В образе вдохновенного Паганини я чувствовал пламя и бурный размах творческого гения.
Я исполнил свой первый портрет "Паганини" из мрамора, и "мраморный музыкант" с рукой, занесенной над скрипкой, вызывал сочувствие именно в силу того, что образ Паганини утверждал свободу.
Из всего того, что было создано мной полвека тому назад, я выделяю небольшую по размерам скульптуру "Нике".
Нике. 1906 г. Мрамор. Москва, Государственная Третьяковская галерея
Женский образ "Нике" - символ Победы - традиционен в греческой мифологии и в искусстве Эллады.
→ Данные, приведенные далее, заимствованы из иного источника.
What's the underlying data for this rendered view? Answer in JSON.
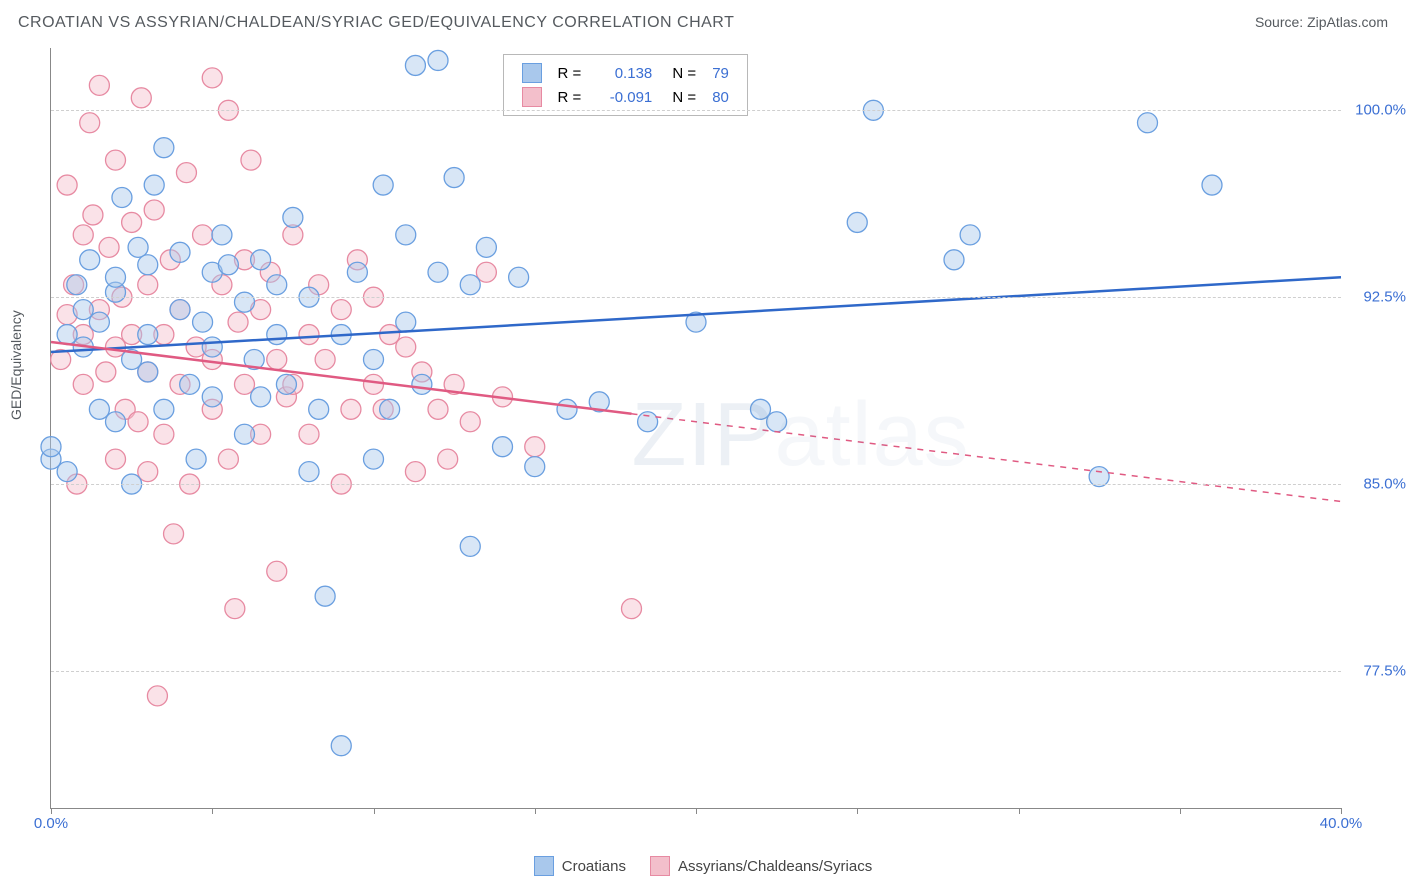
{
  "title": "CROATIAN VS ASSYRIAN/CHALDEAN/SYRIAC GED/EQUIVALENCY CORRELATION CHART",
  "source": "Source: ZipAtlas.com",
  "ylabel": "GED/Equivalency",
  "watermark_part1": "ZIP",
  "watermark_part2": "atlas",
  "chart": {
    "type": "scatter-with-regression",
    "background_color": "#ffffff",
    "grid_color": "#cfcfcf",
    "axis_color": "#888888",
    "text_color": "#555a5f",
    "tick_label_color": "#3b6fd3",
    "xlim": [
      0,
      40
    ],
    "ylim": [
      72,
      102.5
    ],
    "y_ticks": [
      77.5,
      85.0,
      92.5,
      100.0
    ],
    "y_tick_labels": [
      "77.5%",
      "85.0%",
      "92.5%",
      "100.0%"
    ],
    "x_ticks": [
      0,
      5,
      10,
      15,
      20,
      25,
      30,
      35,
      40
    ],
    "x_labeled_ticks": {
      "0": "0.0%",
      "40": "40.0%"
    },
    "marker_radius": 10,
    "marker_opacity": 0.45,
    "line_width": 2.5,
    "series": [
      {
        "name": "Croatians",
        "label": "Croatians",
        "R": "0.138",
        "N": "79",
        "color_fill": "#a9c8ec",
        "color_stroke": "#6a9fe0",
        "line_color": "#2f68c9",
        "trend": {
          "x1": 0,
          "y1": 90.3,
          "x2": 40,
          "y2": 93.3,
          "solid_until_x": 40
        },
        "points": [
          [
            0,
            86
          ],
          [
            0,
            86.5
          ],
          [
            0.5,
            85.5
          ],
          [
            0.5,
            91
          ],
          [
            0.8,
            93
          ],
          [
            1,
            92
          ],
          [
            1,
            90.5
          ],
          [
            1.2,
            94
          ],
          [
            1.5,
            91.5
          ],
          [
            1.5,
            88
          ],
          [
            2,
            92.7
          ],
          [
            2,
            87.5
          ],
          [
            2,
            93.3
          ],
          [
            2.2,
            96.5
          ],
          [
            2.5,
            90
          ],
          [
            2.5,
            85
          ],
          [
            2.7,
            94.5
          ],
          [
            3,
            91
          ],
          [
            3,
            89.5
          ],
          [
            3,
            93.8
          ],
          [
            3.2,
            97
          ],
          [
            3.5,
            98.5
          ],
          [
            3.5,
            88
          ],
          [
            4,
            92
          ],
          [
            4,
            94.3
          ],
          [
            4.3,
            89
          ],
          [
            4.5,
            86
          ],
          [
            4.7,
            91.5
          ],
          [
            5,
            93.5
          ],
          [
            5,
            90.5
          ],
          [
            5,
            88.5
          ],
          [
            5.3,
            95
          ],
          [
            5.5,
            93.8
          ],
          [
            6,
            92.3
          ],
          [
            6,
            87
          ],
          [
            6.3,
            90
          ],
          [
            6.5,
            94
          ],
          [
            6.5,
            88.5
          ],
          [
            7,
            91
          ],
          [
            7,
            93
          ],
          [
            7.3,
            89
          ],
          [
            7.5,
            95.7
          ],
          [
            8,
            85.5
          ],
          [
            8,
            92.5
          ],
          [
            8.3,
            88
          ],
          [
            8.5,
            80.5
          ],
          [
            9,
            74.5
          ],
          [
            9,
            91
          ],
          [
            9.5,
            93.5
          ],
          [
            10,
            86
          ],
          [
            10,
            90
          ],
          [
            10.3,
            97
          ],
          [
            10.5,
            88
          ],
          [
            11,
            95
          ],
          [
            11,
            91.5
          ],
          [
            11.3,
            101.8
          ],
          [
            11.5,
            89
          ],
          [
            12,
            93.5
          ],
          [
            12,
            102
          ],
          [
            12.5,
            97.3
          ],
          [
            13,
            82.5
          ],
          [
            13,
            93
          ],
          [
            13.5,
            94.5
          ],
          [
            14,
            86.5
          ],
          [
            14.5,
            93.3
          ],
          [
            15,
            85.7
          ],
          [
            16,
            88
          ],
          [
            17,
            88.3
          ],
          [
            18.5,
            87.5
          ],
          [
            20,
            91.5
          ],
          [
            22,
            88
          ],
          [
            22.5,
            87.5
          ],
          [
            25,
            95.5
          ],
          [
            25.5,
            100
          ],
          [
            28,
            94
          ],
          [
            28.5,
            95
          ],
          [
            32.5,
            85.3
          ],
          [
            34,
            99.5
          ],
          [
            36,
            97
          ]
        ]
      },
      {
        "name": "Assyrians/Chaldeans/Syriacs",
        "label": "Assyrians/Chaldeans/Syriacs",
        "R": "-0.091",
        "N": "80",
        "color_fill": "#f3bfcb",
        "color_stroke": "#e78aa2",
        "line_color": "#e05a82",
        "trend": {
          "x1": 0,
          "y1": 90.7,
          "x2": 40,
          "y2": 84.3,
          "solid_until_x": 18
        },
        "points": [
          [
            0.3,
            90
          ],
          [
            0.5,
            91.8
          ],
          [
            0.5,
            97
          ],
          [
            0.7,
            93
          ],
          [
            0.8,
            85
          ],
          [
            1,
            95
          ],
          [
            1,
            91
          ],
          [
            1,
            89
          ],
          [
            1.2,
            99.5
          ],
          [
            1.3,
            95.8
          ],
          [
            1.5,
            92
          ],
          [
            1.5,
            101
          ],
          [
            1.7,
            89.5
          ],
          [
            1.8,
            94.5
          ],
          [
            2,
            90.5
          ],
          [
            2,
            86
          ],
          [
            2,
            98
          ],
          [
            2.2,
            92.5
          ],
          [
            2.3,
            88
          ],
          [
            2.5,
            91
          ],
          [
            2.5,
            95.5
          ],
          [
            2.7,
            87.5
          ],
          [
            2.8,
            100.5
          ],
          [
            3,
            93
          ],
          [
            3,
            89.5
          ],
          [
            3,
            85.5
          ],
          [
            3.2,
            96
          ],
          [
            3.3,
            76.5
          ],
          [
            3.5,
            91
          ],
          [
            3.5,
            87
          ],
          [
            3.7,
            94
          ],
          [
            3.8,
            83
          ],
          [
            4,
            89
          ],
          [
            4,
            92
          ],
          [
            4.2,
            97.5
          ],
          [
            4.3,
            85
          ],
          [
            4.5,
            90.5
          ],
          [
            4.7,
            95
          ],
          [
            5,
            90
          ],
          [
            5,
            101.3
          ],
          [
            5,
            88
          ],
          [
            5.3,
            93
          ],
          [
            5.5,
            86
          ],
          [
            5.5,
            100
          ],
          [
            5.7,
            80
          ],
          [
            5.8,
            91.5
          ],
          [
            6,
            89
          ],
          [
            6,
            94
          ],
          [
            6.2,
            98
          ],
          [
            6.5,
            87
          ],
          [
            6.5,
            92
          ],
          [
            6.8,
            93.5
          ],
          [
            7,
            81.5
          ],
          [
            7,
            90
          ],
          [
            7.3,
            88.5
          ],
          [
            7.5,
            95
          ],
          [
            7.5,
            89
          ],
          [
            8,
            91
          ],
          [
            8,
            87
          ],
          [
            8.3,
            93
          ],
          [
            8.5,
            90
          ],
          [
            9,
            85
          ],
          [
            9,
            92
          ],
          [
            9.3,
            88
          ],
          [
            9.5,
            94
          ],
          [
            10,
            89
          ],
          [
            10,
            92.5
          ],
          [
            10.3,
            88
          ],
          [
            10.5,
            91
          ],
          [
            11,
            90.5
          ],
          [
            11.3,
            85.5
          ],
          [
            11.5,
            89.5
          ],
          [
            12,
            88
          ],
          [
            12.3,
            86
          ],
          [
            12.5,
            89
          ],
          [
            13,
            87.5
          ],
          [
            13.5,
            93.5
          ],
          [
            14,
            88.5
          ],
          [
            15,
            86.5
          ],
          [
            18,
            80
          ]
        ]
      }
    ],
    "legend_top": {
      "R_label": "R =",
      "N_label": "N ="
    }
  }
}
Мы знаем, как неразрывна связь русского ваяния с высокой классикой античности. Так, например, В. Демут-Малиновский создал статую о подвиге русского крестьянина, без страха отрубившего себе руку с клеймом, наложенным французами. Это высоко патриотическое произведение скульптор назвал "Русский Сцевола", подчеркнув, что русский человек повторил героический поступок легендарного римского юноши Муция Сцеволы, положившего свою руку в огонь.
Нике. Вид слева. 1906 г. Мрамор. Москва, Государственная Третьяковская галерея
Я же назвал торжественным словом "Нике" головку простой русской девушки. В ее облике так мало классического: широкие скулы, курносая, вздернутые губы и волосы самые обыденные.
Прообразом для "Нике" была московская девушка с Трехгорки.
Как это было далеко от греческой мифологии! Моя простая русская земная "Нике" смело и открыто, светлым взором, откинув голову, глядела в будущее. Своей солнечной, лучезарной улыбкой она звала к радости.
"Нике" впервые была выставлена на XIV выставке "Московского товарищества художников" в 1907 году.
На моих глазах "Камнебоец" - человек труда и мысли - расправлял свою натруженную спину.
Так от "Камнебойца" я пришел к "Нике".
Все это было развитием одной и той же темы, рожденной борьбой народа за свое счастье и будущее.